In order to become an Executor, several things must happen.
- The will must nominate a person to act as Executor;
- A petition for probate must be filed asking the court to admit the will for probate and to appoint the nominated Executor to act.
- A judge must grant the petition for probate.
Letters Testamentary is the document giving the executor the power to act when marshalling the assets, paying the creditors and distributing the remaining assets. Letters will be issued after a judge has signed an order granting the petition for probate. You can learn more about probate at: http://www.courts.ca.gov/partners/equalaccess.htm
- What is Probate?
Probate is the court-supervised process for identifying and gathering the decedent's assets, paying taxes, debts and expenses and then distributing the balance to beneficiaries.
A petition for probate is generally required when the gross value of the estate exceeds $100,000 and there is no (1) surviving spouse, or (2) there is a surviving spouse who is not the sole beneficiary or is receiving the property in a trust.
The estate can be intestate or testate. Special terms relate to each of these.
Testate = A Will exists – assets pass to devisees pursuant to terms of the will
- Persons who inherit are called Devisees
- The person administering the estate is called an Executor
- The document giving the Executor the power to act is called Letters Testamentary
Intestate = No will exists – assets pass to heirs pursuant to state law
- Persons who inherit are called heirs
- The person administering the estate is called an Administrator
- The document giving the Administrator the power to act is called Letters of Administration
- What is the minimum monetary requirement for filing a probate? Do we have to file a probate?
In general, an estate with a gross value of less than $100,000 does not require a formal probate proceeding. There are summary procedures that may be used in certain instances. As with most other things in life, there are exceptions. An attorney is the best person to answer this question.
- Where can I get a list of the adjudicated newspapers?
The County Clerk maintains the list of adjudicated newspapers. Click here to access the list: http://www.sonoma-county.org/Clerk/HTML_Documents/Search/Frameset_Search.htm
- Why do I have to publish in a newspaper?

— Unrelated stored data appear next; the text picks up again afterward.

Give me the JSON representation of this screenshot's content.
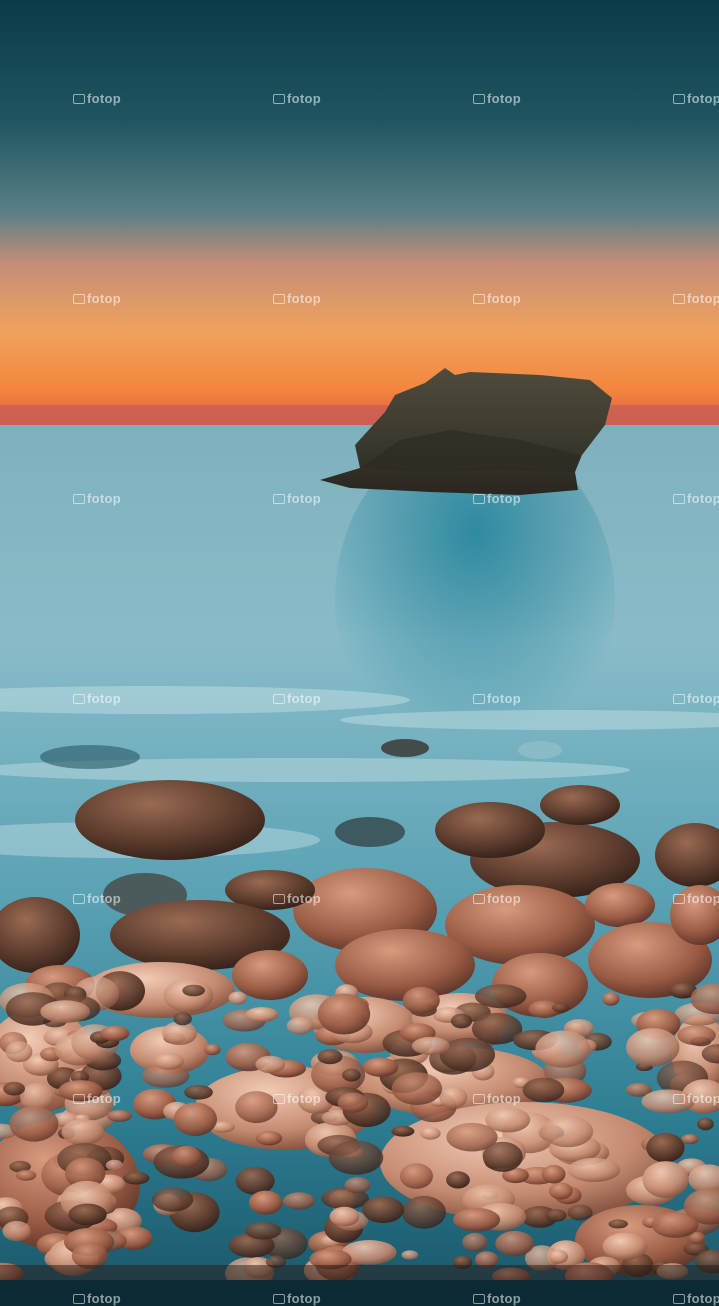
{
  "image": {
    "description_colors": {
      "sky_top": "#0f3a45",
      "sky_mid": "#2a5f68",
      "horizon_warm": "#f2a15a",
      "horizon_glow": "#f07a3c",
      "horizon_red": "#d9574a",
      "sea": "#4fa3b5",
      "sea_deep": "#1f6f84",
      "rock": "#3d3a30",
      "pebble": "#a86b53"
    }
  },
  "watermark": {
    "text": "fotop",
    "rows": [
      0,
      1,
      2,
      3,
      4,
      5,
      6
    ]
  }
}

The legislature has determined that publication is an effective means of giving notice of legal actions to the public. For this reason certain legal procedures require publication of notice in an adjudicated newspaper. For example, when a person petitions the court to change their name, the law requires the Order to Show Cause be published so the public can respond if it so chooses. When the estate of a deceased person is probated, one of the required methods for notice to heirs and creditors is by publication.